Vice-President / President
September 5, 2008
Presidential Candidates had to endure years of speculative scrutiny, had to announce themselves as candidates, had to stomp around America subjecting themselves to ritual humiliations, had to debate their opponents a wearying number of times, and, generally, had to carve out their own positioning in our collective consciousnesses. Then, amidst a long trail of slow discoveries and endless back-and-forths, a Vice-Presidential candidate is picked like a lottery-winner, as if from out of the blue. For presidential candidates, we got to analyze their reasons for running; for vice-presidential candidates, we get to analyze their reasons for being chosen.

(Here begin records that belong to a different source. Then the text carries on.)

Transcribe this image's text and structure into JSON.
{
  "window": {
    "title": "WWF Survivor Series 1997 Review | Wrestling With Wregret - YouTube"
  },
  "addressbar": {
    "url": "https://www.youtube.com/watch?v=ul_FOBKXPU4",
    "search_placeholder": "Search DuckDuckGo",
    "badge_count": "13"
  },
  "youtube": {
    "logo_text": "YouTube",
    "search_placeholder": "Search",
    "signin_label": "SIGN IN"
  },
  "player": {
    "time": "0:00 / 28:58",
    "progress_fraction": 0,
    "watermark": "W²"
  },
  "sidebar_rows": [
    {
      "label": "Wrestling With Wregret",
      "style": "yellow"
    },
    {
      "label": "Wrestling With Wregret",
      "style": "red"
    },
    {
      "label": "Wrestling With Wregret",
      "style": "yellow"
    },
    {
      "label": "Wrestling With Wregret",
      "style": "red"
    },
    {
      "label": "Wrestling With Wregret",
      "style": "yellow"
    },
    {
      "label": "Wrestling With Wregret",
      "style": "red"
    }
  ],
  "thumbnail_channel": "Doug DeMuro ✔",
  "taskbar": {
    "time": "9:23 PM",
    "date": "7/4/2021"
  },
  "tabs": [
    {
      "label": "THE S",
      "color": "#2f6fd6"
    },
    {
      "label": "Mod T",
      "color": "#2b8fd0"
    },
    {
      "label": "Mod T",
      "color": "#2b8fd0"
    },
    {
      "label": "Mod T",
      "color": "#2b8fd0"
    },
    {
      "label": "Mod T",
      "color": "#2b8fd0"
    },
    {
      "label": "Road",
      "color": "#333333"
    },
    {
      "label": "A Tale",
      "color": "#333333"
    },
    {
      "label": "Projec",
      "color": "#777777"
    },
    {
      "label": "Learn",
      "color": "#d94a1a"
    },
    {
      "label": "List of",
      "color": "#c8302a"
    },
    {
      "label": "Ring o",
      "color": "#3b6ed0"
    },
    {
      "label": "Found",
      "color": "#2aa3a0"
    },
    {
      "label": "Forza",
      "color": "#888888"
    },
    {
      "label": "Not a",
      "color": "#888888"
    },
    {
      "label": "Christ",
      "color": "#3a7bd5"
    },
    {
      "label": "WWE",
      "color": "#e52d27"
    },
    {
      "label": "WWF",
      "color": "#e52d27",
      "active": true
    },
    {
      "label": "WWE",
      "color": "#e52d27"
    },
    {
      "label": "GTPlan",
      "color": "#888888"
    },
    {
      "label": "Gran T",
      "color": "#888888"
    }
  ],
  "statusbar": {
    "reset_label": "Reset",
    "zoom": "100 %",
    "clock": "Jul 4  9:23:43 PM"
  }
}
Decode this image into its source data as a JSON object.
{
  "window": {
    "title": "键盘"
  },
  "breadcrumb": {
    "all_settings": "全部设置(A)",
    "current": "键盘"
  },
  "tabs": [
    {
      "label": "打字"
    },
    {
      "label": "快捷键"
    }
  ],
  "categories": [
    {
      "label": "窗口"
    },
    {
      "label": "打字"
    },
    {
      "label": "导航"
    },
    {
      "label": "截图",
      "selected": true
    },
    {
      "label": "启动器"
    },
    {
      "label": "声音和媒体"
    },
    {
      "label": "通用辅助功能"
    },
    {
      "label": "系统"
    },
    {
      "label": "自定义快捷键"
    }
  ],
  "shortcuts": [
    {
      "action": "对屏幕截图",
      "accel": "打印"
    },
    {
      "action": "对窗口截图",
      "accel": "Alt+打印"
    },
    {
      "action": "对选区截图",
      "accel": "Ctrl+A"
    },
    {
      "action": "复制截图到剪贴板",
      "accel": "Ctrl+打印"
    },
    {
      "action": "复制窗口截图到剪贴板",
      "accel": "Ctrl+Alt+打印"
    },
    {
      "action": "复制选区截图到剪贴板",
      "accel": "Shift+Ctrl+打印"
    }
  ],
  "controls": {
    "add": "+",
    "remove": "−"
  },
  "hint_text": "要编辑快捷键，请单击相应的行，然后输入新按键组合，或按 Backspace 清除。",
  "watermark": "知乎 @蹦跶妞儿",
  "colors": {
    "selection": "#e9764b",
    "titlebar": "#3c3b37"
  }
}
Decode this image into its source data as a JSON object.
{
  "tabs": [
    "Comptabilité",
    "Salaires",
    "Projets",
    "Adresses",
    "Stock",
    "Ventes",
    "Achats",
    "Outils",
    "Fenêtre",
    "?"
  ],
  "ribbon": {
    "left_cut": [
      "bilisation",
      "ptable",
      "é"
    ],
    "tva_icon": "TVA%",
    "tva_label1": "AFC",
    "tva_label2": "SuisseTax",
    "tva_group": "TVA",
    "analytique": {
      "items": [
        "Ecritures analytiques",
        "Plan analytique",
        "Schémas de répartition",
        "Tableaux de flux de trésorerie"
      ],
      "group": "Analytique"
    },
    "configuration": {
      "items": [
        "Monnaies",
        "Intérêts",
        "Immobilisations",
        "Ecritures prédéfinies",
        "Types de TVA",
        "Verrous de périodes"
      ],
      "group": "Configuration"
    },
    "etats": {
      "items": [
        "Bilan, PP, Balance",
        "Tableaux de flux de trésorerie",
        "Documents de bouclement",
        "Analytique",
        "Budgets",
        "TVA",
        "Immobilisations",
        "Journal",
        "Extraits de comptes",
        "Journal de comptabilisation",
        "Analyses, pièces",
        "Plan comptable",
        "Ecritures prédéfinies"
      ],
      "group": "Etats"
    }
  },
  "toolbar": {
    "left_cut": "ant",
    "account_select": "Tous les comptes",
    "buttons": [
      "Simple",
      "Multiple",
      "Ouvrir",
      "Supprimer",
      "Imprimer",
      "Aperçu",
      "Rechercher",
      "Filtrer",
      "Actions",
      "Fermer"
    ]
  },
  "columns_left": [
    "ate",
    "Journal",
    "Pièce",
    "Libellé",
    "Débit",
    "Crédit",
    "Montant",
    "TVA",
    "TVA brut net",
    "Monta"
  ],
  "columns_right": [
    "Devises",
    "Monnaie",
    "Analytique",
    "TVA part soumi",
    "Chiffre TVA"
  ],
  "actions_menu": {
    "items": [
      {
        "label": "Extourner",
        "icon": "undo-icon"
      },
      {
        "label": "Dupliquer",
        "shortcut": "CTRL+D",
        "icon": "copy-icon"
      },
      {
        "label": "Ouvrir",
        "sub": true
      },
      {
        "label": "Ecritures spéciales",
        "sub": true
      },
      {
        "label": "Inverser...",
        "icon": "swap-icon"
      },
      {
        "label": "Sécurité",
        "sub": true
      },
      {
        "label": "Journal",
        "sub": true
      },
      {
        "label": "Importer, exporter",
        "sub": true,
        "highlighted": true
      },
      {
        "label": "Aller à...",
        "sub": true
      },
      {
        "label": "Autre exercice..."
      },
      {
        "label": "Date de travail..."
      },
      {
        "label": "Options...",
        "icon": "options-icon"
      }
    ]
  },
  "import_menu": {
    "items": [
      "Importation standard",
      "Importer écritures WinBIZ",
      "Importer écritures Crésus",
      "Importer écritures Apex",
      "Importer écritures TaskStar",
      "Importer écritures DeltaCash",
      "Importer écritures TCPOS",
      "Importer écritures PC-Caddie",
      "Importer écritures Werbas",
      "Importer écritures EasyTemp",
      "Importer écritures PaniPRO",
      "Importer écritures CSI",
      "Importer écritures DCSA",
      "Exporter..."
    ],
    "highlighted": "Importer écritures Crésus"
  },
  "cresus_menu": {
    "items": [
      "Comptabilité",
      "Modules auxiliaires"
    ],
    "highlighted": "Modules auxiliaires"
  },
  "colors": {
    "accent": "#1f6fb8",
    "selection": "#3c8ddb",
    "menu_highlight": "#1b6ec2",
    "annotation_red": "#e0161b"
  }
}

I think what many Obama supporters are feeling is that, sure, Obama might be—in some sense—“inexperienced”. But he had to make himself, and he did so in an impressive and dramatic fashion. But Palin was made, and that’s not fair. Don’t people understand how audacious it was of Obama to ask for our votes? How freaking crazy it is that he did, and that we were persuaded? To have Republicans ask voters to accept a similarly “inexperienced” candidate on a ticket because someone else decided it was okay is an entirely different matter: it’s insulting.
All this is just my attempt to parse the reactions to Palin along generally unacknowledged lines: that running for President and getting picked as VP candidate are two very different things.